The public art program of the arena has been made possible through a gift from the Alice L. Walton Foundation.
As visitors enter either of the building’s two main entrances, they will pass under one of two magnificent glass tile mosaic murals, each commissioned specifically for the facility. Each piece is distinctly different, and celebrates the heritage and diversity of Fort Worth and Texas. The Western-inspired art is a cornerstone of the arena, which is designed by architect David M. Schwarz and is located adjacent to Fort Worth’s Cultural District.
Crowning the south façade is a 12-foot tall by 63-foot wide work by Denver-based William Matthews, one of today’s foremost Western artists, known for his depictions of working cowboys and the American West.
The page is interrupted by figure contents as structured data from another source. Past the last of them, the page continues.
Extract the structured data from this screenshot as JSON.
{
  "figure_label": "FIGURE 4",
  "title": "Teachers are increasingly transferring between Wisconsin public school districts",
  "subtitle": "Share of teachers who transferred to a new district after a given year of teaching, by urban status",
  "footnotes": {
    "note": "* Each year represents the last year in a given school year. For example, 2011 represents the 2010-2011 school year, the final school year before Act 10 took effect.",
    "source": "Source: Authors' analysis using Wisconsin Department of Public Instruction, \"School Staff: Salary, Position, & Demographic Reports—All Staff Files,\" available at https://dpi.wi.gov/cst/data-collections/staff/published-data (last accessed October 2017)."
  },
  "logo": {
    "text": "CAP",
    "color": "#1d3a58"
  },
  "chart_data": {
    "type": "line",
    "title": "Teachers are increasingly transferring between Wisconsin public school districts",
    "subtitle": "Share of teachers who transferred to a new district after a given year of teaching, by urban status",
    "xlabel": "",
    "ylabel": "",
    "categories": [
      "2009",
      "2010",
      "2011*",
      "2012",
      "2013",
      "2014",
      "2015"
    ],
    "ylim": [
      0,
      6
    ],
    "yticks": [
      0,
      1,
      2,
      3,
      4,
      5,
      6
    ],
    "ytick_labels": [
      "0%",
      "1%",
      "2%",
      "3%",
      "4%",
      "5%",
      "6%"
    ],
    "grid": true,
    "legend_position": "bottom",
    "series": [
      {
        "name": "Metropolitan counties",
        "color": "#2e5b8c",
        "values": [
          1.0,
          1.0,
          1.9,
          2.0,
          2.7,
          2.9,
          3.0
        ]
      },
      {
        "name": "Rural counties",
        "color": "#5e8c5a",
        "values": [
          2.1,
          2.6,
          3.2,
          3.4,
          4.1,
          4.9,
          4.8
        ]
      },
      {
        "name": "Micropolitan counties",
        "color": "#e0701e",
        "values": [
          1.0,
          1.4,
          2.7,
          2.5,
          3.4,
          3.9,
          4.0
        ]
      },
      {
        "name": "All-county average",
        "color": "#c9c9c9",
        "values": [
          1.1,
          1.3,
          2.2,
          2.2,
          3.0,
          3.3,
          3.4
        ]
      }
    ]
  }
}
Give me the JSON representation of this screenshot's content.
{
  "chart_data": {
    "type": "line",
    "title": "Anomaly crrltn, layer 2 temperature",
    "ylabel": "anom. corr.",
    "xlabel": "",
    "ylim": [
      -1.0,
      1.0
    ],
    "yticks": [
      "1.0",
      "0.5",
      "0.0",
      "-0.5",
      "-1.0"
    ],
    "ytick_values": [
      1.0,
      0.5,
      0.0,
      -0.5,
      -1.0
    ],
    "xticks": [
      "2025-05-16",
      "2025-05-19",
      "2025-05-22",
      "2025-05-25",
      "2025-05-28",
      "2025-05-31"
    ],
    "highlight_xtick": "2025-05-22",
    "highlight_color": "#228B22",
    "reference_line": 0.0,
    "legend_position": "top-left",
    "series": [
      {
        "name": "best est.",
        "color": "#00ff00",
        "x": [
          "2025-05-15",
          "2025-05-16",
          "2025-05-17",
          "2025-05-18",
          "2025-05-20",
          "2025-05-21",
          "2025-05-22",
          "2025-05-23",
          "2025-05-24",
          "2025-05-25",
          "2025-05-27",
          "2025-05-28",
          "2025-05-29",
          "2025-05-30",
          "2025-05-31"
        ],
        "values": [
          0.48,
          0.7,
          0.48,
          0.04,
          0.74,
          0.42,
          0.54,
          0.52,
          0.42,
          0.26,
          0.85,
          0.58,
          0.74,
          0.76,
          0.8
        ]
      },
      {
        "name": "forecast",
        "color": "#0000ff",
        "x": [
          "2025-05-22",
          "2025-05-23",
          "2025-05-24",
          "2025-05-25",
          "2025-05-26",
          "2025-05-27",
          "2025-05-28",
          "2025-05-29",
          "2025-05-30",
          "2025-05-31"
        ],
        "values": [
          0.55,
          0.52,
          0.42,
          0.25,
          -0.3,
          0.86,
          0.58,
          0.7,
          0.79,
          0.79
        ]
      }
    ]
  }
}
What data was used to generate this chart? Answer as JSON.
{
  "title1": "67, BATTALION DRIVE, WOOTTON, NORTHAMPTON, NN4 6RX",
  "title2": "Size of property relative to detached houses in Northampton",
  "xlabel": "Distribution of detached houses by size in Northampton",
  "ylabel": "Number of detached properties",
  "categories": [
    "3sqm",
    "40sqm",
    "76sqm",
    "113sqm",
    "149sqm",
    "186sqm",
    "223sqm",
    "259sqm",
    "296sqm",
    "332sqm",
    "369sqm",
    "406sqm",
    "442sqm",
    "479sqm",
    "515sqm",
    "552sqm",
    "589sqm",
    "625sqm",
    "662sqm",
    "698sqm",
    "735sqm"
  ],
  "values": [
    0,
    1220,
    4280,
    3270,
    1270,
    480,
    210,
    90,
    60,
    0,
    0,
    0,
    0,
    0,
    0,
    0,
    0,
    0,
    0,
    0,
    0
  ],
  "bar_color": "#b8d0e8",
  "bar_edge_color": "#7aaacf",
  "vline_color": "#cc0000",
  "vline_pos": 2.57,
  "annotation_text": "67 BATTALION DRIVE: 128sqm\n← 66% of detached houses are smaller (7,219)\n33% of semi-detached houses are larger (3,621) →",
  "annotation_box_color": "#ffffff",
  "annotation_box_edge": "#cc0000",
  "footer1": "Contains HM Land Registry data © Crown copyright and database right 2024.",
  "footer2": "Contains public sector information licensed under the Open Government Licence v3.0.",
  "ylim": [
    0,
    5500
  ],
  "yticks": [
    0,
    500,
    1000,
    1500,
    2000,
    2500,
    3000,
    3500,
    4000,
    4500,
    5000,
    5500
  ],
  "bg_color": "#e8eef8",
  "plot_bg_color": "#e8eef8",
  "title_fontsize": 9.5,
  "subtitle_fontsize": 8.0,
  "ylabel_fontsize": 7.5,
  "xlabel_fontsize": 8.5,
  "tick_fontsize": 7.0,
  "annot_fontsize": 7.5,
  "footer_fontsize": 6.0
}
Titled “Los Caballos,” the mural commemorates the horse, first brought by the Spanish and now an enduring symbol of the American West, whose introduction to North America transformed the Great Plains and the West for both Native Americans and American pioneers. Set against an untamed landscape, the piece captures the movement of wild horses running among scrub and brush, set against rolling hills, mesas, and a storm-filled sky. Matthews’s work was fabricated in the celebrated female-owned studio Mosaicos Venecianos in Cuernavaca, Mexico, where artisans pieced together more than 600,000 hand-cut glass tiles of 570 different colors to realize this scene with remarkable richness and vibrancy.
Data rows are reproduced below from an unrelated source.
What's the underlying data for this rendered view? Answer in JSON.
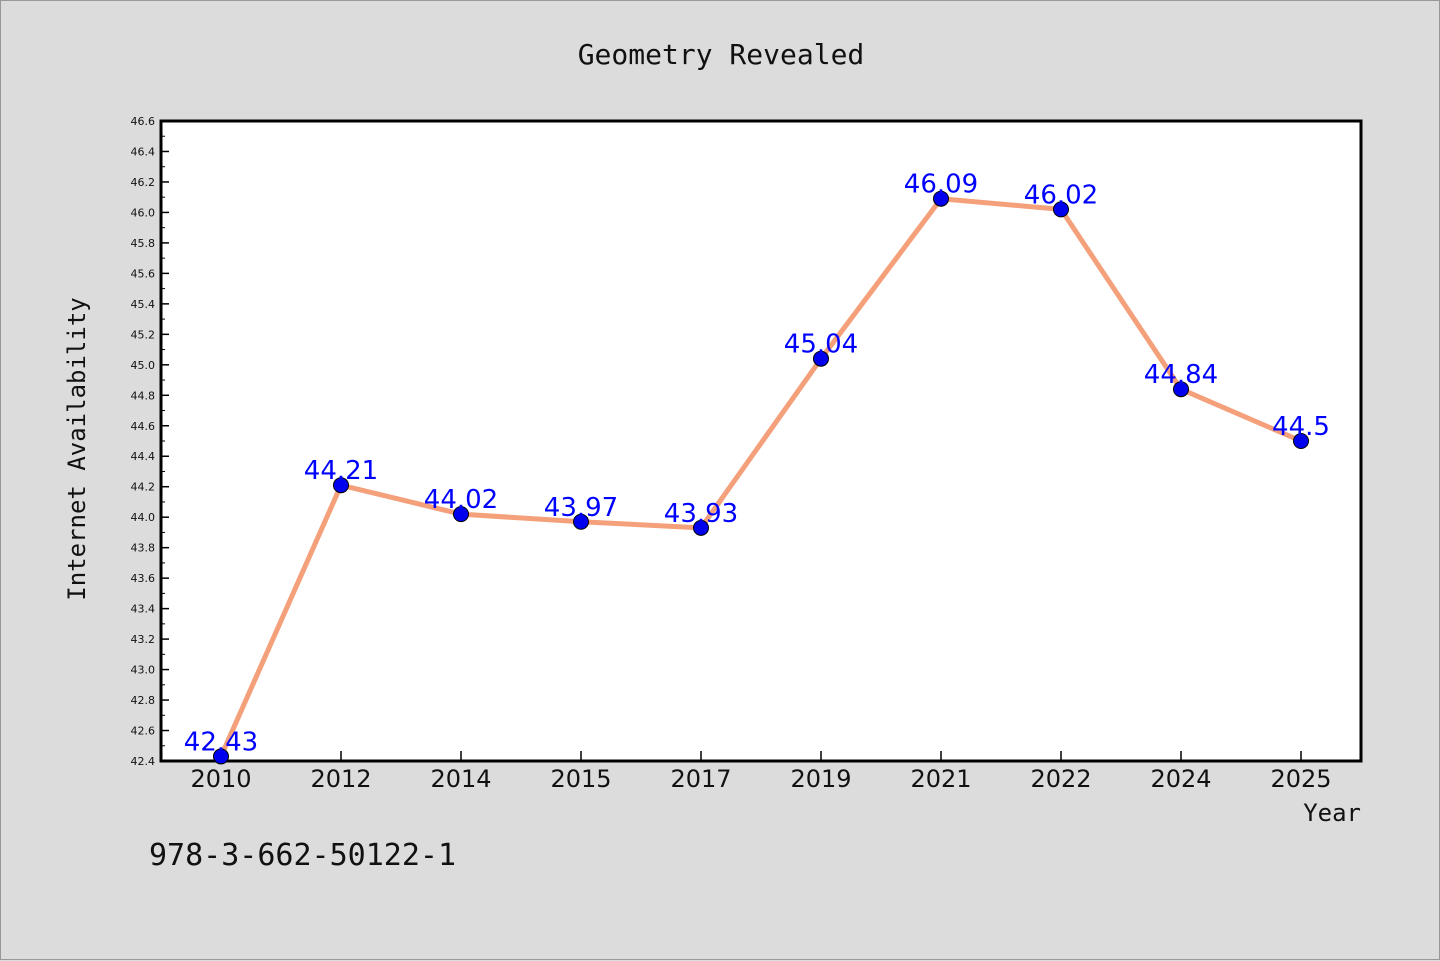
{
  "chart_data": {
    "type": "line",
    "title": "Geometry Revealed",
    "xlabel": "Year",
    "ylabel": "Internet Availability",
    "categories": [
      "2010",
      "2012",
      "2014",
      "2015",
      "2017",
      "2019",
      "2021",
      "2022",
      "2024",
      "2025"
    ],
    "series": [
      {
        "values": [
          42.43,
          44.21,
          44.02,
          43.97,
          43.93,
          45.04,
          46.09,
          46.02,
          44.84,
          44.5
        ],
        "labels": [
          "42.43",
          "44.21",
          "44.02",
          "43.97",
          "43.93",
          "45.04",
          "46.09",
          "46.02",
          "44.84",
          "44.5"
        ],
        "line_color": "#f4a07a",
        "marker_color": "#0000ee"
      }
    ],
    "ylim": [
      42.4,
      46.6
    ],
    "yticks": [
      "42.4",
      "42.6",
      "42.8",
      "43.0",
      "43.2",
      "43.4",
      "43.6",
      "43.8",
      "44.0",
      "44.2",
      "44.4",
      "44.6",
      "44.8",
      "45.0",
      "45.2",
      "45.4",
      "45.6",
      "45.8",
      "46.0",
      "46.2",
      "46.4",
      "46.6"
    ],
    "grid": false,
    "label_color": "#0000ff"
  },
  "footer": {
    "isbn": "978-3-662-50122-1"
  }
}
Flanking Matthews’s mural are two bas-relief sculptures, further celebrating the significance of the horse in the history of the American West. The two 12-foot tall works, cast in bronze, were conceived from Matthews’s original composition drawings and sculpted by Texas-based artist Buckeye Blake, a member of the Cherokee Nation. On the left is a depiction of an early day cowboy of the American West, skilled and confident. On the opposite side is a Comanche, considered the “Lord of the Plains” and master of the horse culture, brave, and graceful. Both figures, seated on horse-back, serve as welcoming ambassadors to all visitors.
For an executive summary on Los Caballos, click here.
To read A Poet’s Perspective on Los Caballos, click here.
The building’s north façade features a soaring triptych measuring 10-feet in height by 108-feet in width portraying the roots and icons of Texas culture. Created by Evergreene Architectural Arts, America’s largest and most respected specialty contractor for architectural arts, the mural was fabricated in Italy using over 600,000 colored glass tiles. It depicts scenes telling the story of Texas, highlighting early settlers and cowhands, set amidst Texas flora, fauna, and more.
Here, diverse pioneering figures present an inclusive and true reflection of Texas culture and history, including a cowgirl, an African-American cowboy, a Vaquero, and a cowboy bearing a Lone Star flag, all mounted on horseback. It was the Vaquero that brought the traditions of horsemanship to the American West and established the foundation for the idea of the cowboy. At the center of the mural is a large-scale, bright, shining star of Texas, surrounded by oil wells representing the Texas oil booms of the 20th Century, and several of the state’s most quintessential symbols of the natural landscape including prickly pear cacti, pecan trees, wildflowers, bluebonnets, daisies, Texas longhorns, and deer.
Designed in an Art Deco style to pay homage to the adjacent, historic and celebrated WPA-era Will Rogers Memorial Coliseum, Dickies Arena’s numerous architectural details depict the culture and flora of Fort Worth, including wildflowers etched in designs and native prairie grasses sculpted in metal inside the building. Designed by renowned American architect David M. Schwarz, the arena is slated to open in October 2019, and host its first rodeo in January 2020.
Since its founding in 1849, Fort Worth, Texas has possessed a powerful synergy rooted in its community pride and western heritage. From early on, the city’s citizens were inspired to invest in quality of life and cultural pursuits, resulting in an extraordinary collection of both public and private art. The city has consistently maintained this dedication to the arts, reflected in multiple world-class museums and architecture. Although each of Fort Worth’s many legacy projects are focused on different missions and visions, they share one common theme: an unparalleled combination of forward-thinking and philanthropic giving focused on community enrichment, with each successive generation expanding the cultural palette of the city. Dickies Arena sits in the city’s Cultural District, alongside the Art Deco-stylized Will Rogers Memorial Center, the Kimbell Art Museum, the Amon Carter Museum of American Art, the Modern Art Museum of Fort Worth, the Fort Worth Museum of Science and History, the National Cowgirl Museum and Hall of Fame, and the Fort Worth Botanic Garden.